Ein Urteil des Oberverwaltungsgerichts in Münster zum Schutzstatus eines Syrers sorgt seit Montag für Aufsehen. Demnach haben in Deutschland lebende Syrer keinen Anspruch auf einen pauschalen Schutzstatus. Bayerns Innenminister Joachim Herrmann (CSU) nannte das Urteil richtungsweisend.
Herrmann fordert neue Lageeinschätzung für Syrien
Nun sei eine völlig neue Lageeinschätzung für Syrien angesagt, so Herrmann bei "Welt TV". Dabei gehe es nicht nur um die Abschiebung von Straftätern. Es kämen nach wie vor jeden Monat viele Asylbewerber aus Syrien neu nach Deutschland. Es sei aber nicht mehr so, dass in Syrien ein Bürgerkrieg herrsche, wo praktisch jeder täglich um sein Leben bangen müsse. "Das ist nicht mehr die Realität dort, und deshalb gibt es auch keinen Anlass, jedem, der aus Syrien kommt, automatisch Schutz zu gewähren." Die Bundesregierung sei nun gefordert, eine neue Lagebewertung für Syrien vorzunehmen.
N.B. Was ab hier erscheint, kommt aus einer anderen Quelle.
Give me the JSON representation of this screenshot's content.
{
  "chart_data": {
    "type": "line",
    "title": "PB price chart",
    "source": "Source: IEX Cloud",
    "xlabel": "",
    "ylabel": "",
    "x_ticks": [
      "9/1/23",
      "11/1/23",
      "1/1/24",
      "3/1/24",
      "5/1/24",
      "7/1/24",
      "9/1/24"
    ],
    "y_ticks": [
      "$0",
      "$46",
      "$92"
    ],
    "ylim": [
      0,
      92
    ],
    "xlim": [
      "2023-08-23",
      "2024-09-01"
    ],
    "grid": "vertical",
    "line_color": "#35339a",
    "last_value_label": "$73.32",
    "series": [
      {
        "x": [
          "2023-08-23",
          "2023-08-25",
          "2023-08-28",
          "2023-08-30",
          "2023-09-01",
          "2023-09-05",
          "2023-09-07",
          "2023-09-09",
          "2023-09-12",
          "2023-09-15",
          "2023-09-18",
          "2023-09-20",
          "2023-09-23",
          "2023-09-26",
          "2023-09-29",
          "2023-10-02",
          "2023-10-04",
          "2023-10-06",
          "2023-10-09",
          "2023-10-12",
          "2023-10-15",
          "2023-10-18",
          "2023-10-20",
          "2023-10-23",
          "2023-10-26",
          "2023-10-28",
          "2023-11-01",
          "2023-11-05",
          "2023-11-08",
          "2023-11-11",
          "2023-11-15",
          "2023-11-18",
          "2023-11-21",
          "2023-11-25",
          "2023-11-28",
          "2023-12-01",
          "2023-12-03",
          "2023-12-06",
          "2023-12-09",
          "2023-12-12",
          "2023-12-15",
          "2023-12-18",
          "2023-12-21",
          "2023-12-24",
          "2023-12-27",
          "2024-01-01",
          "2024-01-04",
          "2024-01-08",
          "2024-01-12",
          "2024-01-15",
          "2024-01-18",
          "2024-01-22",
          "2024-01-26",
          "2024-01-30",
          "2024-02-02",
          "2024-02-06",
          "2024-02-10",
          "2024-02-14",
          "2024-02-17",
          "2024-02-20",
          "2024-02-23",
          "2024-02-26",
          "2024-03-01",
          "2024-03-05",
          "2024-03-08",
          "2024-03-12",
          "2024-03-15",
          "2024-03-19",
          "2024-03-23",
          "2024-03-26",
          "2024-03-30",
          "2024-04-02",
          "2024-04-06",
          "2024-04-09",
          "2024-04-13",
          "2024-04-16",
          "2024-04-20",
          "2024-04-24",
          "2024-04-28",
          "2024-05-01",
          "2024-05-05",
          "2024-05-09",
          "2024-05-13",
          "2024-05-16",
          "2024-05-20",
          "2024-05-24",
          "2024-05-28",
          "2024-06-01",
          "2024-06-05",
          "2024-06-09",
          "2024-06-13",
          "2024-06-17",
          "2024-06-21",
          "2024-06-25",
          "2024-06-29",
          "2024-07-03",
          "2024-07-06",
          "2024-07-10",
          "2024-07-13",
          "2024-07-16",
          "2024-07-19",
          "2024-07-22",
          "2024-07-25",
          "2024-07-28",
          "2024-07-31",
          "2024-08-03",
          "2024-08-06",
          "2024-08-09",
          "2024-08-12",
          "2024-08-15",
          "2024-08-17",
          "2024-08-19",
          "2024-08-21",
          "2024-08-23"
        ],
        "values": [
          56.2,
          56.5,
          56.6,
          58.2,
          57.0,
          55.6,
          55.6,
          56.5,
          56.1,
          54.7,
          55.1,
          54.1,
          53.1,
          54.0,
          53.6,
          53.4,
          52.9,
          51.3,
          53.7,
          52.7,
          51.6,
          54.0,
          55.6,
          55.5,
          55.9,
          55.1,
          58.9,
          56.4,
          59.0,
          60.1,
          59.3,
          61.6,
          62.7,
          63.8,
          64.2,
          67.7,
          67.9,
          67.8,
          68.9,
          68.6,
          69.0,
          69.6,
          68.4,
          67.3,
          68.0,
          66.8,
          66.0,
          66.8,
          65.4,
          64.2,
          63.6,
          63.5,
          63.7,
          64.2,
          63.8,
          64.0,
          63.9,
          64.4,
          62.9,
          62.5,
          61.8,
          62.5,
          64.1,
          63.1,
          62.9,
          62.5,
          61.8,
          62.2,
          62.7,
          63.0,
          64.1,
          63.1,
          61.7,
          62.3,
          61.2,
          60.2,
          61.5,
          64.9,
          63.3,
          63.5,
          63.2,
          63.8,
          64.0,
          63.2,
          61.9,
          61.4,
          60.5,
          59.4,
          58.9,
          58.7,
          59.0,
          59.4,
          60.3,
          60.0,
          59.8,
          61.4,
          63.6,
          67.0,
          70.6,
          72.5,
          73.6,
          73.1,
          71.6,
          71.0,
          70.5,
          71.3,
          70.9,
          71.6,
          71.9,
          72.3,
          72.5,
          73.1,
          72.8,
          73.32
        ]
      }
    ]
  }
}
Es gehe ausdrücklich nicht darum, alle Syrer abzuschieben, so Herrmann. "Wir müssen Straftäter ausweisen können. Und wir müssen einem weiter anhaltenden Neuzugang von syrischen Flüchtlingen letztendlich da jetzt Grenzen setzen."
Innenminister wollen Straftäter abschieben
Bei der Innenministerkonferenz von Bund und Ländern im Juni hatte Einigkeit darüber bestanden, dass Straftäter und islamistische "Gefährder" künftig wieder nach Afghanistan und Syrien abgeschoben werden sollten - womöglich über Nachbarländer. Bundesinnenministerin Nancy Faeser (SPD) sagte damals in Potsdam, sie sei dazu bereits mit mehreren Staaten im Gespräch. Für Syrien wäre neben der Klärung der praktischen Fragen allerdings auch eine Neubewertung der Lage in dem arabischen Land notwendig. Sie sei sicher, dass sie dies mit Außenministerin Annalena Baerbock (Grüne) in naher Zukunft werde lösen können. Die Lageberichte des Auswärtigen Amtes zu einzelnen Herkunftsstaaten von Asylbewerbern sind nicht öffentlich.
"Grundsätzlich prüfen das Bundesinnenministerium und das Bundesamt für Migration und Flüchtlinge fortlaufend die Entscheidungspraxis auf der Grundlage der verfügbaren Quellen", sagte ein Sprecher des Bundesinnenministeriums auf Anfrage zum Urteil aus Münster.
Kritik von Pro Asyl
Das Gericht hatte in seinem Urteil festgehalten, dass in Syrien für Zivilisten "keine ernsthafte, individuelle Bedrohung ihres Lebens oder ihrer körperlichen Unversehrtheit infolge willkürlicher Gewalt im Rahmen eines innerstaatlichen bewaffneten Konflikts" mehr bestehe. Der Kläger in dem Verfahren war vor seiner Einreise nach Deutschland in Österreich zu einer Haftstrafe verurteilt worden, weil er an der Schleusung von Menschen aus der Türkei nach Europa beteiligt gewesen war. Das Oberverwaltungsgericht führte aus, ihm drohe in Syrien keine politische Verfolgung. Von der Zuerkennung der Flüchtlingseigenschaft sei er wegen seiner vor der Einreise begangenen Straftaten ausgeschlossen. Auch die Voraussetzungen für subsidiären Schutz seien nicht gegeben.
Kritik an der Entscheidung kommt von Pro Asyl. Die rechtspolitische Sprecherin, Wiebke Judith, sagte: "Das Oberverwaltungsgericht Nordrhein-Westfalen entscheidet an der Realität in Syrien vorbei." Einschlägige Quellen wie der Lagebericht des Auswärtigen Amtes zeigten, dass es weiterhin "eine beachtliche Konfliktlage" gebe. Hinzu komme, dass praktisch niemand vor dem "Folterregime des Diktators Assad" sicher sei.